BACKGROUND: Much international drug policy debate centres on, what policies are permissible under the international drug treaties, whether member states are openly 'breaching' these treaties by changing national regulatory frameworks and shifting priorities away from a 'war on drugs' approach, and what 'flexibility' exists for policy reform and experimentation at national and local levels. Orthodox interpretations hold that the current system is a US-led 'prohibition regime' that was constructed in an extremely repressive and restrictive manner with almost no flexibility for significant national deviations. This paper challenges these orthodox interpretive frameworks and suggests no absolute and clear dichotomy between strict adherence and 'breaches' of the international treaties.

METHODS: This paper uses historical analysis to highlight the flaws in orthodox policy analyses, which assume a uniform interpretation, implementation and set of policy trajectories towards a 'prohibition regime' in the 20th century. It challenges some existing legal interpretations of the treaties through recourse to historical precedents of flexible interpretation and policy prioritisation. It then examines the legal justifications currently being formulated by member states to explain a shift towards policies which, until recently, have been viewed as outside the permissible scope of the conventions. It then examines a functionalist framework for understanding the likely contours of drug diplomacy in the post-UN General Assembly Special Session (UNGASS) 2016 era.

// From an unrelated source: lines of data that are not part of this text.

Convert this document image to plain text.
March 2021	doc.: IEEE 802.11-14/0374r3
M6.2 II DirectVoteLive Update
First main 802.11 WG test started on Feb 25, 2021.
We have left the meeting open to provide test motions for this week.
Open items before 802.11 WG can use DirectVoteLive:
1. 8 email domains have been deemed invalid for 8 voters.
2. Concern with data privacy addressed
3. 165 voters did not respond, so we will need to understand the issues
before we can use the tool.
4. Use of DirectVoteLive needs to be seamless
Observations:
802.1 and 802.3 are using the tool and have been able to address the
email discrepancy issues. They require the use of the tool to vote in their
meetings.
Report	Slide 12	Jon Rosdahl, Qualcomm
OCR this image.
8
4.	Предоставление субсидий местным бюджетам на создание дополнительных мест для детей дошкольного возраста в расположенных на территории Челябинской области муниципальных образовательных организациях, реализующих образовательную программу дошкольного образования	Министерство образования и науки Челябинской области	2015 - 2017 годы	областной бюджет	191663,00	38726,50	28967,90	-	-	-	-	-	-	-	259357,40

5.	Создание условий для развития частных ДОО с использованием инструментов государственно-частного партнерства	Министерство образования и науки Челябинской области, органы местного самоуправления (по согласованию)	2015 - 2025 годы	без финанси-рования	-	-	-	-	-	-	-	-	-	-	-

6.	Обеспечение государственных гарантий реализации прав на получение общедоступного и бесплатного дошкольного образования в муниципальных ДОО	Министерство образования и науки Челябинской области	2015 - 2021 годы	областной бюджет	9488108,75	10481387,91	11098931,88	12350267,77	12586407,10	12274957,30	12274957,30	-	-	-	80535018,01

RESULTS: The paper highlights that, contrary to current policy discourses, the international control system has always been implemented in a 'flexible' manner. It demonstrates that drug control goals were repeatedly subsumed to security, development, political stability and population welfare imperatives, or what we might now refer to under the umbrella of 'development issues.' The paper further demonstrates that policy prioritisation, inherent treaty ambiguities and complexities as well as the recognition of broader issues of security and development were just some of the ways in which member states have flexibly implemented the treaties over the last century. This has frequently occurred in spite of apparent contradictions between national policies and reigning interpretations of international drug control obligations.

CONCLUSION: UNGASS 2016 inaugurated a new era based on an evolving understanding of the UN drug control system. In this 'post-'war on drugs' era', national and local policy choices will increasingly hold greater relevance than international ones. Further, based on numerous historical precedents, international legal interpretations will likely continue to evolve and serve a reactive functional role in providing the formal scope to justify national and local deviations from past global norms. These shifting interpretations are, and will continue to be, reflected in an interim reliance on treaty 'flexibilities' to explain sustained international cooperation, even as that cooperation shifts to an entirely new implementation framework.